Ela conhecia aquele lugar de antemão. E saberia que, logo logo, a clareira inundaria. Se alguém pudesse entrar na sua mente, diria que era improvável inundar uma clareira. Afinal de contas, o solo humífero absorveria a água. Porém, aquela era a mente de Mavis, portanto, não tardou para a floresta partir-se ao meio e da fenda, saíssem ondas salgadas de lágrimas não derramadas.

— Mavis? Mavis? — sua psicóloga de terças-feiras a chama, tirando-a de seus devaneios. — Se me permite perguntar, mas... Você fumou maconha antes de vir pra cá?

Ela somente nega com a cabeça.

— Ótimo. — a dra. Suri lhe dá um breve sorriso e lhe entrega uma xícara de cerâmica. — Um pouco de chá pra você.

Mavis deixa a xícara sobre a mesa de vidro ao lado do seu sofá de couro comprido. A sala da dra. Suri é bem agradável. Tem umas samambaias penduradas no teto, quadros de flores enfeitando a parede pintada de azul celeste, livros mofados em estantes de madeira rústica e o ambiente cheira a frutas silvestres com chá de camomila. É um lugar bem caloroso e confortável. Janelões erguem-se do chão atapetado, permitindo que Mavis veja as ruas sinuosas e ensolaradas de Quillensdale.

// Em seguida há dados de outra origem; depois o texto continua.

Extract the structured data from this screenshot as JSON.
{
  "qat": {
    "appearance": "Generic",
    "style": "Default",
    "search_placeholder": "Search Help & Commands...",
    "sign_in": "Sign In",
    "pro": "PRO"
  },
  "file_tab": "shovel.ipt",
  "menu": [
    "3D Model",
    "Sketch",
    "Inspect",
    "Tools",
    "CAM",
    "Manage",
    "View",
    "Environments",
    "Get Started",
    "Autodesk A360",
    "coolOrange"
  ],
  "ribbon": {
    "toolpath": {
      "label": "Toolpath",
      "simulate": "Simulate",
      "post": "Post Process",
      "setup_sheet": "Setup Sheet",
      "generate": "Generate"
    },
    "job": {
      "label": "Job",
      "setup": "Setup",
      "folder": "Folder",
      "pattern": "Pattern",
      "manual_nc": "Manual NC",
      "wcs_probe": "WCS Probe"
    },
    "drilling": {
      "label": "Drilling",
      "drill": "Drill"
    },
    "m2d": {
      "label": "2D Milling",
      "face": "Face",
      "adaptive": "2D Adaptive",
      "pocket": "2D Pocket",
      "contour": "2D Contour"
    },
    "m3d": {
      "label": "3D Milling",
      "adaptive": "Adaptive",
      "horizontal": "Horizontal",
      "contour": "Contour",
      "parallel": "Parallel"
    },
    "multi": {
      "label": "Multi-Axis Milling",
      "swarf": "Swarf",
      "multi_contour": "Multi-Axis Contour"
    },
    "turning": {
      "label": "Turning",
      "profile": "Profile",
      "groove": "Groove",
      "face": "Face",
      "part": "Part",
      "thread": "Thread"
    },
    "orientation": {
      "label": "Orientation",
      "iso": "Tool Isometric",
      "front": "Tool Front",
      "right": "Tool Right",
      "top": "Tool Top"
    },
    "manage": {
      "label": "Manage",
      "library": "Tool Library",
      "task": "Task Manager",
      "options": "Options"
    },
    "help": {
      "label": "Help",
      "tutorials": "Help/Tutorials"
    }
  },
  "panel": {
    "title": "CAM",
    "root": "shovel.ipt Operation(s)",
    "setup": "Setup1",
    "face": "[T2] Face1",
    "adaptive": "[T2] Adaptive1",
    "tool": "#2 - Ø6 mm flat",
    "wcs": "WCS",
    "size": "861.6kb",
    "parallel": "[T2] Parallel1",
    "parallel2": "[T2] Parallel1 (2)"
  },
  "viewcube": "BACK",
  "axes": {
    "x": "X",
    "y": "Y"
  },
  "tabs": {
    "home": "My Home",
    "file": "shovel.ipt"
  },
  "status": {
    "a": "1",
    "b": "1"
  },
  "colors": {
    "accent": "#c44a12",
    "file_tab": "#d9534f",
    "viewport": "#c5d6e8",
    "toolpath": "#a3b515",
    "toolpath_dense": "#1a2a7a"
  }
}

— Quer me contar de alguns sonhos? — pergunta a dra. simpaticamente.

— Pode ser. — replica Mavis displicente.

— Vá em frente.

— Bem... — inicia ela, meio indecisa. — Eu estava em uma floresta. Não, estava numa clareira, a mesma se sempre. Então ela se encheu de água, mas não me afoguei. Parecia um lago com o chão cheio de lodo. Daí, eu comecei a andar no rio, tipo, submersa. Tinha muita água, sabe? Mas eu conseguia respirar. Demorou muito até encontrar uma rocha gigante cheia de fungos verdes. Aproximei-me e vi que tinha uma rachadura nela. Dei uma espiada na fenda e daí... — Mavis engole a seco, hesitando em terminar a narração.

— Beba o chá. Acalma os nervos. — sugere a dra. Suri bondosamente.

Ela obedece, dando um gole pequeno na xícara para não queimar a língua.

— Então, eu vi a minha irmã. Iris estava contorcida no chão, gritando de dor e segurando a cabeça com muita força. Tentei ajudá-la, mas não consegui, porque mal conseguia enfiar o meu braço dentro da fissura. Eu assisti a sua morte.

Um silêncio atípico se segue. A dra. pigarreia e diz:

— Isso não aconteceu de verdade, Mavis. Sua irmã está bem. Está em casa, segura sob os cuidados da sua mãe. Ela vai ficar bem.

— Eu sei. Eu sei. — repete com incerteza.

— O.k. — a dra. rabisca alguma coisa na sua prancheta. — Sua mãe me disse que ontem você voltou às aulas. Como foi?

— Legal.

— Soube que fez novos amigos.

Mavis revira os olhos. Topher não pode ser considerado um amigo. Ela tinha até se esquecido do seu sobrenome.

— Não exatamente. — responde, um tanto irritada.

— Sua mãe me disse que ele te acompanhou no caminho de casa. — a dra. ergue as sobrancelhas e abre um sorriso novamente.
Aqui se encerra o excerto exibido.